Everybody who read The Jungle Book knows that Riki Tiki Tavi's a mongoose who killed snakes.
When I was a young man,
I was led to believe there were organizations to kill-a my snakes for me,
i.e. the church, i.e. the government, i.e. the school.
But when I got a bit older,
I learned I had to kill them myself.
-Donovan, "Riki Tiki Tavi"
The first week of school is one alternately filled with excitement and boredom. There's all the newness, and there's all the orientation. New teacher! New forms to fill out. New classmates! New syllabi to cover. New school supplies! New speech about attendance that doesn't really seem all that new somehow.
You get the idea.
During my first week of the third grade, my teacher Mrs. Allen gave a speech that I had not heard before. It was a long speech, as I think she was trying really hard to communicate a point to us, but didn't have the right words. As it is, I didn't even get it until recently.
The basic point of Mrs. Allen's speech is that we were allowed to punch each other in the face.
Of course, there was quite a bit more to the speech, like I said, which was her clarifying why she said we could clock classmates so she wouldn't get a lot of calls from angry parents. She explained that despite our forward and enlightened thinking in modern twentieth century society, sometimes, there are bullies. And sometimes, after rhetoric and good sense and tattling have failed us, what a bully needs is a good right hook to the jaw. Then she told us that if any of us gave a bully what he needed, she would punish us to the full extent of the elementary school law. Principal's office, note home, suspension, whatever it was that happened to kids for fighting in the third grade.

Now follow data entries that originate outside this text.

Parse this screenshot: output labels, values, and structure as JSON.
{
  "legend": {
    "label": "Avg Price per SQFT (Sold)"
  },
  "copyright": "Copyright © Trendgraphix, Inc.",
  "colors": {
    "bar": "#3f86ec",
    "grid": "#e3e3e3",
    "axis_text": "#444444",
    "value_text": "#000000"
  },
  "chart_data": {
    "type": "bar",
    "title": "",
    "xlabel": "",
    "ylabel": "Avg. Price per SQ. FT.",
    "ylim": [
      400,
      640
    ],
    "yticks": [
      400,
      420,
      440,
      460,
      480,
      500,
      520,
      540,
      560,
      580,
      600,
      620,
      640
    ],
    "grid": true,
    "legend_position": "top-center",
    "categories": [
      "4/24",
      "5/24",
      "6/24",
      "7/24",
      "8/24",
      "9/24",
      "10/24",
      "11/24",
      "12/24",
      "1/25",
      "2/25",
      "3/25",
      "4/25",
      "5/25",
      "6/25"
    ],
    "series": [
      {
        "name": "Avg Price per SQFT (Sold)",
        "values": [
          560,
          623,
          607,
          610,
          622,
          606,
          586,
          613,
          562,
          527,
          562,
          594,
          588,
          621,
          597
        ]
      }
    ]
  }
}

My understanding of the speech at the time was that she used to get picked on as a kid, so if we did end up giving some kid what was coming to him, she would secretly give us a high-five as she escorted us to the principal's office. I remember being confused about the whole thing, wondering how someone could condone and not condone an action at the same time. Of course, I didn't yet know the word "condone," so my thinking was probably even more muddled.
I've since decided that Mrs. Allen's speech was really about consequences. There are several messages that I've gleaned here. One, we all have the ability to do anything allowed by physics without anyone really stopping us, but there are consequences for all actions. Two, sometimes the establishment cannot protect you, and you must kill your own snakes, for which act, the establishment may even punish you. Three, sometimes the consequences for breaking a rule are preferable to not breaking the rule. In short, Mrs. Allen was telling us that sometimes you have to stick it to The Man.
Now this all seems to be a rather adult message, and though I agree with all of it, it still seems pretty radical to tell third graders to think about rules in this way, i.e. that they might need a good breaking. If I were my mother, I would've called up and voiced some concern, at which point, Mrs. Allen would have said, "Don't worry, Sandra won't really get this for another ten years or so." I don't think we were ready for it, but maybe she was hoping that at least one of us would file it away in the back of her mind to bring out every once in a while and poke at it before finally understanding and writing a blog about it. Considering blogs hadn't even been invented yet, Mrs. Allen was impressively ahead of her time.